20110717 Reuters CAIRO (Reuters) - Holding a portrait of a young man, Hamed Fikri's eyes welled with tears as he listened to a speaker in Cairo's Tahrir Square demand justice for those killed in the uprising that ousted President Hosni Mubarak in February.
"I came here to get some solace," said the 58-year-old Fikri, a local government employee whose 34-year-old son, Ahmed, was shot dead by police on the first day of the uprising on January 25 while returning home from work.
His son left behind two young daughters, whom Fikri must now find a way to support.
"We have filed documents (for compensation), and they have yet to give us a reply," he said on Friday.
While demands for political change are the main force driving thousands of Egyptians to Tahrir Square, the quest for better living better conditions, including jobs and housing, also weighs on people's minds.
"The people are crushed.

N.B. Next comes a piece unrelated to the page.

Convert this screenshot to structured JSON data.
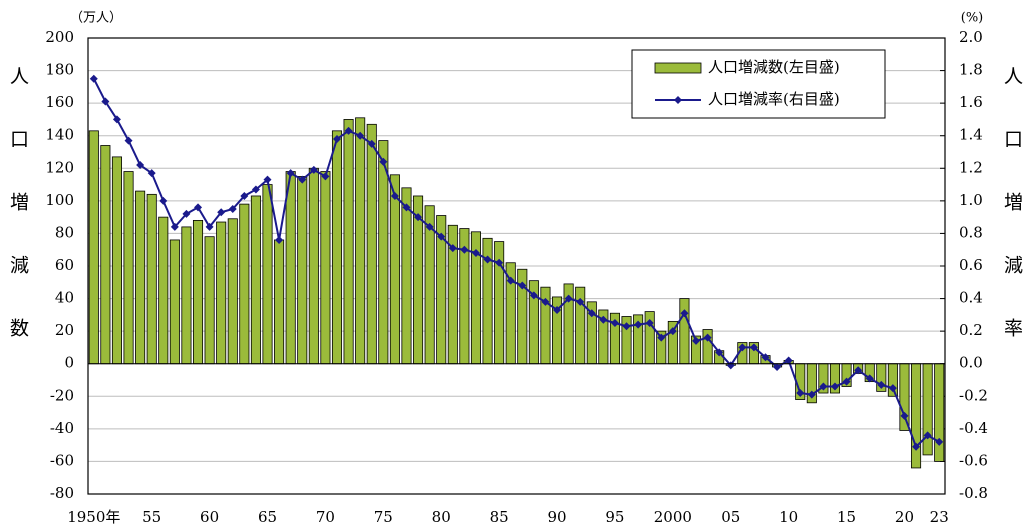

They have suffered injustice under Mubarak for 30 years, and the uprising has not yet brought people justice," said Zakariya Eid, 55, a retired army officer.
"There are people who earn as little (a month) as 200 Egyptian pounds," he added, only to be interrupted by another person who said he was actually making 120 pounds.
The interim government of Prime Minister Essam Sharaf says it recognises all the grievances of the Egyptian people but insists it needs time to fix things.
But many Egyptians say they cannot wait.
Ahmed Abdel-Fattah Abdel-Tawab, 45, travelled 150 km (93 miles) from his hometown, Al Fashen, in central Egypt, to Cairo to join demonstrators demanding "real change."
"We have seen no benefits from the revolution," Abdel-Tawab said. "The military council has done nothing to show they are serious about improving our lives," he said, pulling out two government letters, one from before Mubarak was forced to step down on February 11 and one after his departure.
"They sent me an employment letter, and it turned out to be a farce, like the one I received before under Mubarak," he said.
"Nothing has changed. Things are the same as they were under Mubarak," he added.
HOUSING
Mostafa Mansour Mahmoud, a 33-year-old day labourer who had been camping for more than a month outside the state television station on the Nile, said he joined the protesters at Tahrir Square to press the government for housing for those in need.
He said his family, like thousands of poor Egyptians, had been renting houses under a new law that gave landlords the right to evict tenants when contracts expired.
"The landlord did throw me and my family out. We staged a sit-in outside Sharaf's office, who arranged a temporary accommodation for us at a camp while authorities looked into our application for public housing," he said.
He said that social workers who had studied his case, decided he was not eligible for public housing because they found his wife and daughter staying at his parents' two-bed flat in Cairo.
"I had signed a pledge saying that I will go to jail if I was found to be lying. That flat belongs to my father, and now we are crowded into two small rooms."
"All I want is four walls and a roof for me and my family," he said.